At 6:45 this morning, after I fed the laying hens (abandoned chicks my husband rescued from the wild a few years ago) in their coop and as I walked the dog, I noted the muted sun rising behind a bank of clouds in the eastern sky. I remember thinking how far north in the sky the sun sits these days, as I reached into the newspaper box at the end of my driveway. It was still early—for me, at least—and I hadn’t cleared the fog in my mind with my morning cup of tea yet, so I wasn’t quite prepared for the bold headline stretching across the breadth of the newspaper’s front page. “Statehood!” the one word headline exclaimed.

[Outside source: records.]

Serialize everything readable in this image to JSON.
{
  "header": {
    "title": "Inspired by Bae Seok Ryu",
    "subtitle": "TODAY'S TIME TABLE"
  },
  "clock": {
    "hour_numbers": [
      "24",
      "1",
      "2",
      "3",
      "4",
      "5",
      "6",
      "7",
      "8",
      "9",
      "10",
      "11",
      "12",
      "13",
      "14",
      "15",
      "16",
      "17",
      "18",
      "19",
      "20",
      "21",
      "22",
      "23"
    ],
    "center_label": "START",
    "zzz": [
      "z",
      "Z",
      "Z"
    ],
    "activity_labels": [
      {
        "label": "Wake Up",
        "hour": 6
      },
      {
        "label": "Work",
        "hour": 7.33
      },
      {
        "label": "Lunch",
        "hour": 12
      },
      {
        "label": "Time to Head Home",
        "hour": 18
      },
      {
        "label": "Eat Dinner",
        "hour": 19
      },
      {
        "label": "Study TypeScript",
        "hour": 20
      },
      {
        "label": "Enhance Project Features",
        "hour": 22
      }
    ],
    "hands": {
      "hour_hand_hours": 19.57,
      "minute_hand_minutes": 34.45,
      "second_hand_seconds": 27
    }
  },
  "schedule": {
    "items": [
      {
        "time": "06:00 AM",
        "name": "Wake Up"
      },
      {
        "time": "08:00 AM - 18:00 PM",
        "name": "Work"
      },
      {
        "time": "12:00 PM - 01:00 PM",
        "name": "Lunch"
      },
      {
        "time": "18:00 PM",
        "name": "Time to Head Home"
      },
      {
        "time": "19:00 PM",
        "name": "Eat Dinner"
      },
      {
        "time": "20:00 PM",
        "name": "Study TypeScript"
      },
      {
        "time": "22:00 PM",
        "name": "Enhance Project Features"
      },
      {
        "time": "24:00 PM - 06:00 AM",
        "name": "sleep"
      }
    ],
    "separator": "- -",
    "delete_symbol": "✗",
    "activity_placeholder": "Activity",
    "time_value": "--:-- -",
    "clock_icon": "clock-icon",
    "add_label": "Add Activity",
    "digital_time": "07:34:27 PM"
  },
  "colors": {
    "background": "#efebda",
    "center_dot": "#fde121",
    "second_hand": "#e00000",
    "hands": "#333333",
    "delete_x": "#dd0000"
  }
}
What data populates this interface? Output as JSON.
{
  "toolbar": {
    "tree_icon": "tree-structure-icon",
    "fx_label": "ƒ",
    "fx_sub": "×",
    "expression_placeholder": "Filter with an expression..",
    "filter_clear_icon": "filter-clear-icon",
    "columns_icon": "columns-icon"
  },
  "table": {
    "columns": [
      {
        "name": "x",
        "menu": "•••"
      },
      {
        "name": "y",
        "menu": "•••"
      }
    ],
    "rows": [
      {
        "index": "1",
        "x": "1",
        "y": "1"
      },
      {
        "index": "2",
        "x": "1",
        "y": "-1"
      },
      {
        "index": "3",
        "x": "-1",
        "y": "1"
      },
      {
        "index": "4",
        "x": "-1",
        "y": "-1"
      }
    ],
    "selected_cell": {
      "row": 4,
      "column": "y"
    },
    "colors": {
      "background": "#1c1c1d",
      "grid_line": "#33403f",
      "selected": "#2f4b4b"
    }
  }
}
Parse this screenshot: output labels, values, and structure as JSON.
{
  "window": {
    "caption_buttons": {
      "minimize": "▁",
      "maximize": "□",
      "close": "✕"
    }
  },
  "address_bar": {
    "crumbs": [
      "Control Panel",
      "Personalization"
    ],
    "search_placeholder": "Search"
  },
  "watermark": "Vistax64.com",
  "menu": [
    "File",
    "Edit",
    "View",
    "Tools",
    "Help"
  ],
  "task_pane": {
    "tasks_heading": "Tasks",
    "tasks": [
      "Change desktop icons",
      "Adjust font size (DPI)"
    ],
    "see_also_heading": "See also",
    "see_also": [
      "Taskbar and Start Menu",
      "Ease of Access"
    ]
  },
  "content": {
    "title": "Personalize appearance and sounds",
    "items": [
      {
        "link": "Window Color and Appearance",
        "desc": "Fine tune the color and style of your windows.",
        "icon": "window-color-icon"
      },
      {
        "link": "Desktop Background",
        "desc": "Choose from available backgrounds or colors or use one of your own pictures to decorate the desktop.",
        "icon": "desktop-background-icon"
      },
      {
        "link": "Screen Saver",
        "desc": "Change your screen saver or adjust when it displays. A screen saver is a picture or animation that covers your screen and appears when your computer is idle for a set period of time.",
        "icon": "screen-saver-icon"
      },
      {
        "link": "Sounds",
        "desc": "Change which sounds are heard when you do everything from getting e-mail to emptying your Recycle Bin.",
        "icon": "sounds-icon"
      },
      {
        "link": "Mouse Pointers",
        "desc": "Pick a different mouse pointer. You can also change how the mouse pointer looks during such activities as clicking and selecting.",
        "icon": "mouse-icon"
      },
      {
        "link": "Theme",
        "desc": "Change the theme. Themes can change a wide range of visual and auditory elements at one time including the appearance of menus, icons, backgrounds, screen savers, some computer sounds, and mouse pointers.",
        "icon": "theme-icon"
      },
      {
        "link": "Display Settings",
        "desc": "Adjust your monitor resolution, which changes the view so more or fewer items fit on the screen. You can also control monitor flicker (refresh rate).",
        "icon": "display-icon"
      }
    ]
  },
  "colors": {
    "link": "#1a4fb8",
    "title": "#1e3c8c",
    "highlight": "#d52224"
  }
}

I scanned the six headlines titling the front page stories. All but one pertained to the 50th anniversary of the day Hawai’i joined the union. Then, I read each story’s lede, as I sat next to my dog on a rock near the road in front of my house. I share them—along with their accompanying headlines— here:
• Hawai’i at 50: A look back. The top song of the day in the year of Hawai’i statehood, 1959, was “What’d I Say” by Ray Charles, and the only place to hear it on Kaua’i was AM 1350, KTOH, which stood for “Kaua’i Territory of Hawai’i.”
• 50 years since 50th star. President Dwight Eisenhower helps unfurl the new 50-star flag in Washington on Aug. 21, 1959, after he signed a proclamation making Hawai’i the 50th state of the union.
• For some, statehood no cause for celebration. Fifty years ago, Hawai’i became a state, and the people rejoiced. Well, not everybody.
• From agriculture to tourism, 50 years of economic changes. Instead of luxury homes, large-scale hotels and numerous beachfront vacation properties, sugar cane fields dominated Kauai’i’s landscape 50 years ago.
• Hawai’i’s political history a story of dominance. Political control has rarely been balanced during Hawai’i’s 111-year history as a territory and then a state.
As I retraced my steps back to our house, I pondered each story’s angle, and I decided the collection does a good job of summarizing the mixed emotions of the day—capturing the history of the moment. Since reading Monday’s AP story by Mark Niesse about the low-key, quiet anniversary plans by the state, I had wondered whether the day would be recognized at all, especially on a neighbor island like Kaua’i. But whether you support statehood or not—and a few Hawaiian sovereignty groups do not, citing the illegal takeover of the Kingdom and the loss of much of the Hawaiian culture—the 50th anniversary of Hawai’i as a state is still news.